Shellie: It’s vitally important that children are read to everyday. Study after study has shown how this impacts a child’s vocabulary and future school success. I also think it’s important that children are read to individually by people they love. I think this gives little ones a window into the wider world while they sit safely on the lap of someone they trust.
The choice of books is an individual one. In my experience there is no such thing as “girl books” or “boy books.” I even ignore many of the age suggestions. When I started reading a chapter of The Lion, The Witch and the Wardrobe to a six- year-old one summer, his three year old brother became interested and quickly stopped playing to join us. He so loved hearing a chapter of a “big book” every day that we made it through the Narnian Chronicles and the first three Harry Potter books before he started preschool.
eNannySource.com: What advice do you have for nannies and parents when it comes to choosing books?
Shellie: I often tell parents and nannies that they are the experts on the children entrusted to them. You know if your child enjoys drama, slapstick humor or adventure.
If you don’t know what type of book your child enjoys most, find out! The best way is to take your child to the library or your local bookstore. While I love online ordering for many things, it will never take the place of sifting through books with a child to find just the right story. Children need to see, touch and experience a book to really connect with it.
I would also add a word of caution about e-books and pre-school children. Many digital books for young children offer “enhancements” in the form of moving characters and cartoon sequences. These are designed to attract the child and keep them entertained. Unfortunately, they are also major distractions. They draw the child’s eye from the words to the moving picture. This may affect the child’s understanding of reading. Personally, I limit all screen time daily.

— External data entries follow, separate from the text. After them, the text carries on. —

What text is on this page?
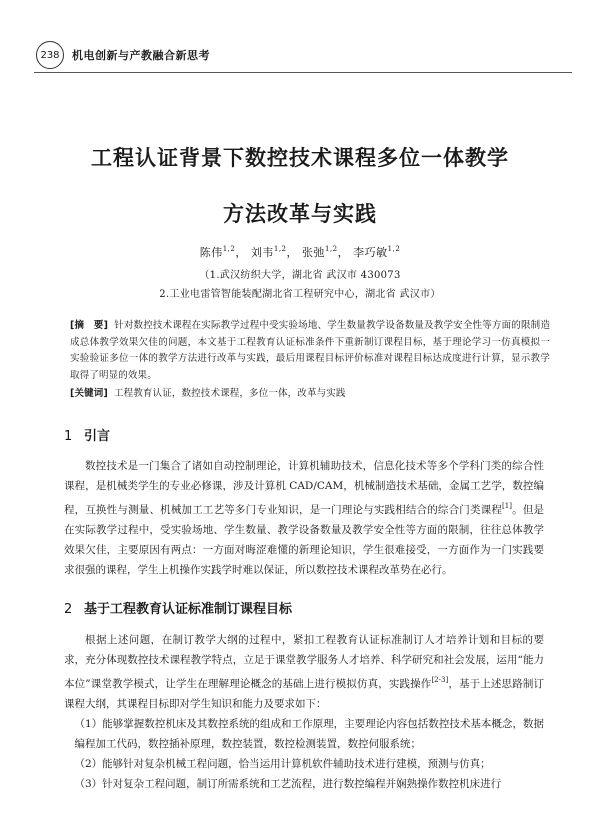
238	机电创新与产教融合新思考
工程认证背景下数控技术课程多位一体教学
方法改革与实践
陈伟$^{1,2}$， 刘韦$^{1,2}$， 张弛$^{1,2}$， 李巧敏$^{1,2}$
（1.武汉纺织大学，湖北省 武汉市 430073
2.工业电雷管智能装配湖北省工程研究中心，湖北省 武汉市）

[摘　要] 针对数控技术课程在实际教学过程中受实验场地、学生数量教学设备数量及教学安全性等方面的限制造成总体教学效果欠佳的问题，本文基于工程教育认证标准条件下重新制订课程目标，基于理论学习一仿真模拟一实验验证多位一体的教学方法进行改革与实践，最后用课程目标评价标准对课程目标达成度进行计算，显示教学取得了明显的效果。

[关键词] 工程教育认证，数控技术课程，多位一体，改革与实践

1 引言

数控技术是一门集合了诸如自动控制理论，计算机辅助技术，信息化技术等多个学科门类的综合性课程，是机械类学生的专业必修课，涉及计算机 CAD/CAM，机械制造技术基础，金属工艺学，数控编程，互换性与测量、机械加工工艺等多门专业知识，是一门理论与实践相结合的综合门类课程[1]。但是在实际教学过程中，受实验场地、学生数量、教学设备数量及教学安全性等方面的限制，往往总体教学效果欠佳，主要原因有两点：一方面对晦涩难懂的新理论知识，学生很难接受，一方面作为一门实践要求很强的课程，学生上机操作实践学时难以保证，所以数控技术课程改革势在必行。

2 基于工程教育认证标准制订课程目标

根据上述问题，在制订教学大纲的过程中，紧扣工程教育认证标准制订人才培养计划和目标的要求，充分体现数控技术课程教学特点，立足于课堂教学服务人才培养、科学研究和社会发展，运用“能力本位”课堂教学模式，让学生在理解理论概念的基础上进行模拟仿真，实践操作[2-3]，基于上述思路制订课程大纲，其课程目标即对学生知识和能力及要求如下：

（1）能够掌握数控机床及其数控系统的组成和工作原理，主要理论内容包括数控技术基本概念，数据编程加工代码，数控插补原理，数控装置，数控检测装置，数控伺服系统；

（2）能够针对复杂机械工程问题，恰当运用计算机软件辅助技术进行建模，预测与仿真；

（3）针对复杂工程问题，制订所需系统和工艺流程，进行数控编程并娴熟操作数控机床进行
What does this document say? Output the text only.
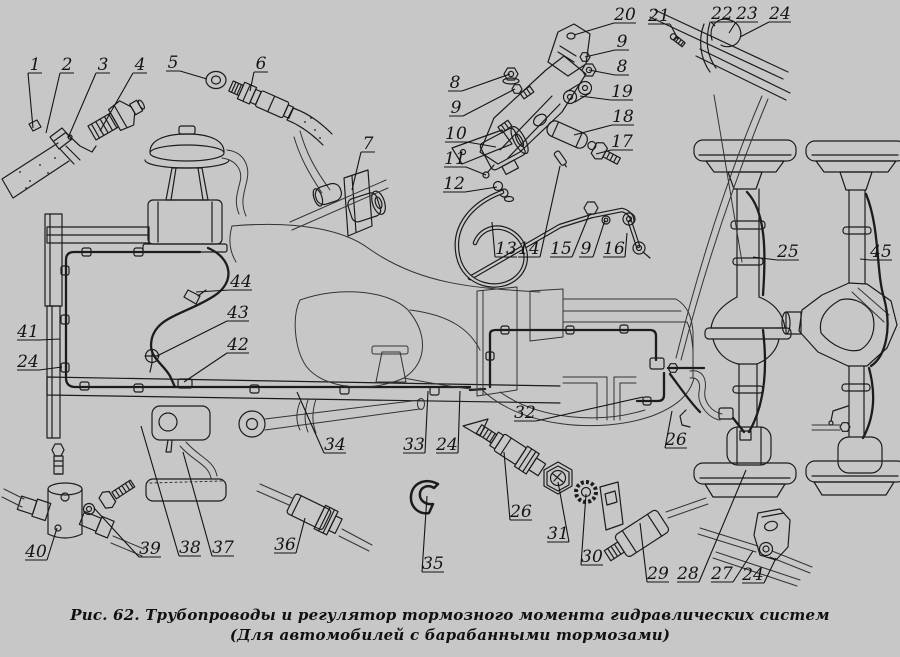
1 2 3 4 5	6
7
8
9
10
11
12
13 14 15 9 16
17
18
19
8
9
20 21 22 23 24
25	45
44
43
42
41
24
34	33 24
32
26
40	39 38 37 36
35
26
31
30
29 28 27 24
Рис. 62. Трубопроводы и регулятор тормозного момента гидравлических систем
(Для автомобилей с барабанными тормозами)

This includes TV, computer, phone and tablets.
In addition, pediatricians have found that these enhanced ebooks stimulate the brain in the same way as TV and video games, whereas reading a traditional book relaxes the child and helps them focus. So your bedtime ritual should include a traditional book rather than a digital edition. In short, while an occasional ebook is fun, make sure your child has access to plenty of traditional books.
And always end the day reading a quiet book with the child you love.